Come abbiamo detto, il tratto di dark DNA “mascherato” non interessava specificatamente quel gene, ma anche i geni limitrofi. Possiamo quindi dedurre che l’anormale contenuto di GC interessasse una precisa zona della lunga molecola di DNA. Ebbene, la grande scoperta del team di Hargreaves, non è soltanto l’esistenza del dark DNA, ma anche l’esistenza di precise zone del genoma del ratto della sabbia, definite hospot, che accumulano molte più mutazioni rispetto alle stesse zone in altre specie. È verosimile che questo succeda anche per gli uccelli. Tali mutazioni interessano quindi solo i geni in quell’area specifica che, nel tempo, accumulano grosse differenze rispetto agli stessi geni presenti in specie simili.
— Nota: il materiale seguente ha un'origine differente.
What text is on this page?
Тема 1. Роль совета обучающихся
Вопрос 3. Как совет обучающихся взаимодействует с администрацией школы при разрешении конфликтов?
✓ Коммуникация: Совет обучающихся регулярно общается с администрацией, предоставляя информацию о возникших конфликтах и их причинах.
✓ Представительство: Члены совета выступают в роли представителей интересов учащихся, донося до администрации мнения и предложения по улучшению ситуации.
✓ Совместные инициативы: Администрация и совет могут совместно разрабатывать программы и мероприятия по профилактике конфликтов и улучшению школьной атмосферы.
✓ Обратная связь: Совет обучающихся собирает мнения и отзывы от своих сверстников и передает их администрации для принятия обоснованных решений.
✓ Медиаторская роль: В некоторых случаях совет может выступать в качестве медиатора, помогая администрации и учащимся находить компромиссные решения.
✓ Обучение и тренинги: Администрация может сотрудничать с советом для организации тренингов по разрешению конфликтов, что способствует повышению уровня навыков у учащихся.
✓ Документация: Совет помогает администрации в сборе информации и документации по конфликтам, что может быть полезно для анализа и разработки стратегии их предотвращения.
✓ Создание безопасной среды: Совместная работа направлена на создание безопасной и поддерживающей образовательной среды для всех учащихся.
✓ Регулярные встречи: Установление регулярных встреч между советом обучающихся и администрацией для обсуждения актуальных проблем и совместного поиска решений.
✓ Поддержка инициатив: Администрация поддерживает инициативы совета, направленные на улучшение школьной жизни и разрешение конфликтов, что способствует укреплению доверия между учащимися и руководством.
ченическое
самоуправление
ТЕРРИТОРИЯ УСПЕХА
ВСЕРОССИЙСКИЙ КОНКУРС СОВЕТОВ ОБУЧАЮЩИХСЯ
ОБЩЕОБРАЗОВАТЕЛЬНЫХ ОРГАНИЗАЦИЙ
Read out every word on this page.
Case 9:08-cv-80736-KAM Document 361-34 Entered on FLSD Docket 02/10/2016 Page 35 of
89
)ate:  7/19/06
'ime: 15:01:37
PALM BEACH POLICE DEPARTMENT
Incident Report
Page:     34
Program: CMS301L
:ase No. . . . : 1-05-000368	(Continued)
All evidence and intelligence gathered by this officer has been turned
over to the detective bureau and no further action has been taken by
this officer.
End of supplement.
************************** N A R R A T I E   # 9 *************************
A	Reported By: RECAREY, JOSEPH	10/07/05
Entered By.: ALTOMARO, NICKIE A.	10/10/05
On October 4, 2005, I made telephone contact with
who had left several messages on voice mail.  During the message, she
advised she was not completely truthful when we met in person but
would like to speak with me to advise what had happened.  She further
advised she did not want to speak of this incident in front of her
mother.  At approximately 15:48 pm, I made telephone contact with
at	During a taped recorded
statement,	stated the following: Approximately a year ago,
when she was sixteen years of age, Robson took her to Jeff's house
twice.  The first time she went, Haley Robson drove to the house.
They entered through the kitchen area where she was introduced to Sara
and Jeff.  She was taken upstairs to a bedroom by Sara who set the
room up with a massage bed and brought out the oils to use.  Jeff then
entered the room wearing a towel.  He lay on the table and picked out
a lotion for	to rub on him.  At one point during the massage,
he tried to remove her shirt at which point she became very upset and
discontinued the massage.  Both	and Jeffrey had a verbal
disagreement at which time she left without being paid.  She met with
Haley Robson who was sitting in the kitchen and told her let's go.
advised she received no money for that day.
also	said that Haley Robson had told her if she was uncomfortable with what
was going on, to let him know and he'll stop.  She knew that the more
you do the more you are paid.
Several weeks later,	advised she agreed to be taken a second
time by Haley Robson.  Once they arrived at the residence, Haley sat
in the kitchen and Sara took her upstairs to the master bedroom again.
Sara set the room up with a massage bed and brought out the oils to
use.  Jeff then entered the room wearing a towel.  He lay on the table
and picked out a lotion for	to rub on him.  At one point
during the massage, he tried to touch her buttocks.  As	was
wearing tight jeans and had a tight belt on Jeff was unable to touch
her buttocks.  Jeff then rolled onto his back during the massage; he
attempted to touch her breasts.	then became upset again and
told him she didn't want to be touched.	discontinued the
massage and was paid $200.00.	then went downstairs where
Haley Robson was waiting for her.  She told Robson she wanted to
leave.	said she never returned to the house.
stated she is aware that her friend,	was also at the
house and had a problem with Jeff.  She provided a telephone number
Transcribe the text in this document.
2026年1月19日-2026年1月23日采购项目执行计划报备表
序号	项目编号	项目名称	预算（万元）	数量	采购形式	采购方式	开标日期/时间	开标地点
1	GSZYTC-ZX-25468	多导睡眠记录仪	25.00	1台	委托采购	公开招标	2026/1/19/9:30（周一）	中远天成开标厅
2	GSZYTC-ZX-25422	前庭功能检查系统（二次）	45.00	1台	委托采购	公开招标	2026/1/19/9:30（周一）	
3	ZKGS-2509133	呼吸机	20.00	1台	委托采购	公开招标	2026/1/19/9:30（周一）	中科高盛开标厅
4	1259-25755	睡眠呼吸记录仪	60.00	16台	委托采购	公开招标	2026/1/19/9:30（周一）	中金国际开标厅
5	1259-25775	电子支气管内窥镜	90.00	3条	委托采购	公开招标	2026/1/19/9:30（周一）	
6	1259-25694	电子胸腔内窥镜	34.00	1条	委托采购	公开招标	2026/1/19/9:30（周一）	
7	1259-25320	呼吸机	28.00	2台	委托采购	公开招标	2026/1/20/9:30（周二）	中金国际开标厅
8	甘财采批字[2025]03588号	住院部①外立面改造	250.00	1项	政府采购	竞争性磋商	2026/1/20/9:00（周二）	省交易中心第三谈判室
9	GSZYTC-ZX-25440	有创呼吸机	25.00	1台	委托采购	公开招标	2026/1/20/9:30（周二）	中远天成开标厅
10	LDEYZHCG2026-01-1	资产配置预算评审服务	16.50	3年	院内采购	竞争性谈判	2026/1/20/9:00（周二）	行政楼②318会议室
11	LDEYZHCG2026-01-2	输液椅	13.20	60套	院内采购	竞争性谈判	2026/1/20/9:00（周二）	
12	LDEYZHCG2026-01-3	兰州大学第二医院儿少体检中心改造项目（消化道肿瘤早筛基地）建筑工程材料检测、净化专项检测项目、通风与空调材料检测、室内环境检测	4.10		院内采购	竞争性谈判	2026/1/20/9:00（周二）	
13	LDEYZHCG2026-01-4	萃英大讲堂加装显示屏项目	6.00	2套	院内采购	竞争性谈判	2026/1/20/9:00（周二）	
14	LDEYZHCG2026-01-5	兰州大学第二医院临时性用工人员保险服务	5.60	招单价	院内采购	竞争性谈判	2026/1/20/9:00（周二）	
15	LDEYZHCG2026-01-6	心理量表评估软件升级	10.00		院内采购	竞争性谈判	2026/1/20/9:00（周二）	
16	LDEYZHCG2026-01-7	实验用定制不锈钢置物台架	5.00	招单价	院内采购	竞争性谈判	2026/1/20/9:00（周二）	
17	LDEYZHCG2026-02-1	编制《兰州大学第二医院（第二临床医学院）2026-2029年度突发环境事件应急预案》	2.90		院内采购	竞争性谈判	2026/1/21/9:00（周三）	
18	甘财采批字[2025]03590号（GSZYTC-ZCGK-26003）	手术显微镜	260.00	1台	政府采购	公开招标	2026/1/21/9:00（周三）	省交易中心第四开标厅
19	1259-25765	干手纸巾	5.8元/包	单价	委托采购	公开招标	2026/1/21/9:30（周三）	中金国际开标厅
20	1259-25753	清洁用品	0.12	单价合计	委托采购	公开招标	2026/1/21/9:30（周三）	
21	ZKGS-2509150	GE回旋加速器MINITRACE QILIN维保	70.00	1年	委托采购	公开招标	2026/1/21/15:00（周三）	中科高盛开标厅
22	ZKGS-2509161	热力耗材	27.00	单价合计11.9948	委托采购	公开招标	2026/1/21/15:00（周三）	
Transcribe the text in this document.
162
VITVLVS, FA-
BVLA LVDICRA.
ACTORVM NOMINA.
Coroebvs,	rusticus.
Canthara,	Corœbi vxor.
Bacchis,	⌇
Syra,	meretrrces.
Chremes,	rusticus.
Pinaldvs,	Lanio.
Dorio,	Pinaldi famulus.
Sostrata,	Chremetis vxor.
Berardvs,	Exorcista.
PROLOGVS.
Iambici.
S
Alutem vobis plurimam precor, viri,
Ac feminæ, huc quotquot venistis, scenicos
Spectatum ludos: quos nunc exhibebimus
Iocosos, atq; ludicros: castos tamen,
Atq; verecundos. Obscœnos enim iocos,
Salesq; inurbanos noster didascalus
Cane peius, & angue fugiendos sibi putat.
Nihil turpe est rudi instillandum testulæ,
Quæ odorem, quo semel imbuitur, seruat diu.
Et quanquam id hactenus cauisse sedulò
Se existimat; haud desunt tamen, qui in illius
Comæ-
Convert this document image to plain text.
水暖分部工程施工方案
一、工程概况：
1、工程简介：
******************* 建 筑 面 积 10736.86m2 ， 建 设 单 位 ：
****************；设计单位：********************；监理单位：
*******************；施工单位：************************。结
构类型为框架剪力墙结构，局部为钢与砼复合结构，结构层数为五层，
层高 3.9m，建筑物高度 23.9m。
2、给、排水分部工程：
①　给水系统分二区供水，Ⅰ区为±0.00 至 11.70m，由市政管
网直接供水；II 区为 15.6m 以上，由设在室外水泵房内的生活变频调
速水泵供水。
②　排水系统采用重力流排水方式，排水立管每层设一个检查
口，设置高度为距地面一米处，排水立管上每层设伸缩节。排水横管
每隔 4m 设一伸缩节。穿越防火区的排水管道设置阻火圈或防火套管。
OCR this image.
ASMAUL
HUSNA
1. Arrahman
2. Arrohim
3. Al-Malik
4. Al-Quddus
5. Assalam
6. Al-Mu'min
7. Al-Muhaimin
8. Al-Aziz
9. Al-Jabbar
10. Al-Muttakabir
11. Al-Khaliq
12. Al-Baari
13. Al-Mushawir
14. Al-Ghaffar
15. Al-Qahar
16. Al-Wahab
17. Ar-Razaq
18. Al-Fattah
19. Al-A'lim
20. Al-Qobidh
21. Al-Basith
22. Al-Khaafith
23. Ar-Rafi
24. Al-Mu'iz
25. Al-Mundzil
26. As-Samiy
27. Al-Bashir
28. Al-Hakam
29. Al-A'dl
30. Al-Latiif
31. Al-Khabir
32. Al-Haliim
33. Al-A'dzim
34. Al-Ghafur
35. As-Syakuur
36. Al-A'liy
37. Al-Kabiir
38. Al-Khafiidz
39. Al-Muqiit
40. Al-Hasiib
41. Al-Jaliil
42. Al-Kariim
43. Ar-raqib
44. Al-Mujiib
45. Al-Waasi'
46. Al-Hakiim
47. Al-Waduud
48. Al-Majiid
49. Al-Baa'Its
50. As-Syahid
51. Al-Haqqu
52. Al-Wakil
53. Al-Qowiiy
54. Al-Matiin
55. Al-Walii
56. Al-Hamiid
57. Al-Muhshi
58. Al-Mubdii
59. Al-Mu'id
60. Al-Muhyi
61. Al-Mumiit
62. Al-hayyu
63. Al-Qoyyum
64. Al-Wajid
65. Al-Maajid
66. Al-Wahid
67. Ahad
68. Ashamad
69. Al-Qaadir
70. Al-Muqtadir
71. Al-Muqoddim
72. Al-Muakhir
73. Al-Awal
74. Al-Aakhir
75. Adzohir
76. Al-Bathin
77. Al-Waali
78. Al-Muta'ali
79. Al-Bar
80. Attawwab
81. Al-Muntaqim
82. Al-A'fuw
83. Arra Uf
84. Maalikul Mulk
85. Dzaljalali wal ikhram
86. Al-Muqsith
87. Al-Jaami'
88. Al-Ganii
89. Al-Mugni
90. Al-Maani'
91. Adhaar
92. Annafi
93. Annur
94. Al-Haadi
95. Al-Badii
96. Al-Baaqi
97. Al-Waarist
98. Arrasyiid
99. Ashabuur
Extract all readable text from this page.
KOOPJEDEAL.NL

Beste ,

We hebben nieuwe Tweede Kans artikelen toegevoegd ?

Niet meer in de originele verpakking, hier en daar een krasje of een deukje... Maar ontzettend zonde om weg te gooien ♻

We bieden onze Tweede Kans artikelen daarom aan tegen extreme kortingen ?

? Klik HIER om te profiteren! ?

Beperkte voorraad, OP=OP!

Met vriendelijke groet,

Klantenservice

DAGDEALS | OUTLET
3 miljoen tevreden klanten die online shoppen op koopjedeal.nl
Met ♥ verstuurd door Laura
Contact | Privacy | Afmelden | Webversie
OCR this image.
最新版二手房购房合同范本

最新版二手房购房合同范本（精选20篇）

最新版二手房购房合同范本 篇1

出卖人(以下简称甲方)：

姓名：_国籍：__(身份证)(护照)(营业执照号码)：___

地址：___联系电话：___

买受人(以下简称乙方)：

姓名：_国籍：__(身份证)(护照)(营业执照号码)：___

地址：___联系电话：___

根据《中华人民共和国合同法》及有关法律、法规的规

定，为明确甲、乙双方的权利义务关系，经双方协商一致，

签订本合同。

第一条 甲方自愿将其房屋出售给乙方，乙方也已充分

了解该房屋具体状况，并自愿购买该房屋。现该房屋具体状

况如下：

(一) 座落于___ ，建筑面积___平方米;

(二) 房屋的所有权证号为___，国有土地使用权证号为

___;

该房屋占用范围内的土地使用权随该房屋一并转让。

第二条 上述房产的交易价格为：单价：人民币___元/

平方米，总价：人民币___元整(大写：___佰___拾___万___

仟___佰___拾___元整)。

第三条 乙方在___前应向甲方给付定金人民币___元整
Avere degli hotspot di mutazioni nel genoma può aver favorito l’adattamento del ratto delle sabbie all’ambiente desertico. Siccome tali mutazioni avvengono più velocemente del normale, la selezione naturale potrebbe però “non aver avuto il tempo” di selezionare solo quelle vantaggiose e ciò potrebbe aver causato degli effetti collaterali, come l’accumulo di mutazioni deleterie. Visto che le mutazioni sono uno dei perni su cui ruota l’evoluzione, questi hotspot sono molto interessanti, in quanto velocizzerebbero il tasso con cui tratti potenzialmente interessanti potrebbero vedere la luce.

Conclusione

Non è ancora chiaro quanto dark DNA sfuggito ai sequenziamenti sia presente, né se questo sia sempre associato a hotspot di mutazioni e nemmeno se tali hotspot siano comuni o se siano presenti solo in alcuni animali. Nel caso fosse così, sarebbe interessante sapere perché succede in certe specie e che conseguenze hanno avuto le mutazioni nell’adattamento di questi organismi.

La vita di un ricercatore non è mai facile e a volte ci si trova ad avere risultati completamente senza senso. Spesso questi sono dovuti ad errori, altre volte nascondono interessantissime storie, come in questo caso.

Vi terremo aggiornati sempre qui, su Missione Scienza. Noi e il ratto delle sabbie dalle ossa grosse vi salutiamo e vi diamo appuntamento alla prossima! E se vi interessa la genetica controllate la nostra apposita sezione!

PS: Per completezza riportiamo il significato di un’espressione simile nella forma al dark DNA ma profondamente diversa nel concetto.

Biological dark matter: con questo termine ci si riferisce a materiale genetico di cui non si sa la funzione. La si può trovare anche in contesti in cui di un certo materiale genetico non si conosce l’origine.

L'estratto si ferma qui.